As the act of 1883, chap. 392. p. 568, does not in terms refer to agents, executors or trustees, a trustee should not be taxed as the owner of funds, the whole beneficial interest in which is in a resident of another State. People ex rel. Darrow v. Tax Commrs. of New York, 33 Daly. 933 (18SS). On the taxation of mortgages, see 10 Alb. L. J. 353. 383, 415.

Debts due to nonresidents by residents.-The clause including in the definition of personal property debts due by inhabitants of this State to persons not residing within the United States, is derived from Laws 1851, chap. 371.

Money due on a contract for the sale of lands is personalty, and where such a contract, belonging to a nonresident, is in the possession and control of an agent resident of the village, it may, for municipal purposes, be assessed to the agent and taxed, notwithstanding the provisions of Laws of 1851, chap. 371, that debts due to nonresidents for the purchase of real estate shall be assessed to the creditor and taxed in the town where the debtor resides, since this provision does not apply to villages. People ex rel. Westbrook v. Village of Ogdensburgh, 48 N. Y. 390 (1872). For the purpose of taxation, personal property may be separated from its owner, and he may be taxed, on its account, at the place where it is, although not the place of his own domicile. Palace Car Co. v. Pennsylvania, 141 U. S. 18.
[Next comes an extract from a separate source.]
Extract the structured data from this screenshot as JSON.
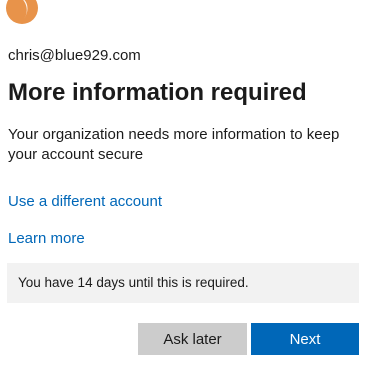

§ 3. Property liable to taxation.—All real property within this state, and all personal property situated or owned within this state, is taxable unless exempt from taxation by law.

[Revisers' Note.-R. S., pt. I, chap. 13, tit. I, § 1; 8th ed., 1082,

without change of substance.]

The words "within this State," in line 1 were added by the senate committee. They do not seem to change the section, but were doubtless added to prevent possible ambiguity.

The provisions of R. S., pt. 1, chap. 13, tit. 1, § 1, held, not to be modified or enlarged by the subsequent legislation directing that "every person shall be assessed in the town or ward where he resides when the assessment is made, for all personal estate owned by him," etc. R. S., pt. 1, chap. 13, tit. 2, § 5, re-enacted in § 8 of revision; People ex rel. Jefferson v. Gardner, 51 Barb. 352; People ex rel. Trowbridge v. Commrs. of Taxes, 4 Hun, 595; affirmed, 62 N. Y. 630.

The liability of personal property to taxation depends upon whether or not it is, at the time the assessment is made, within the State. Id.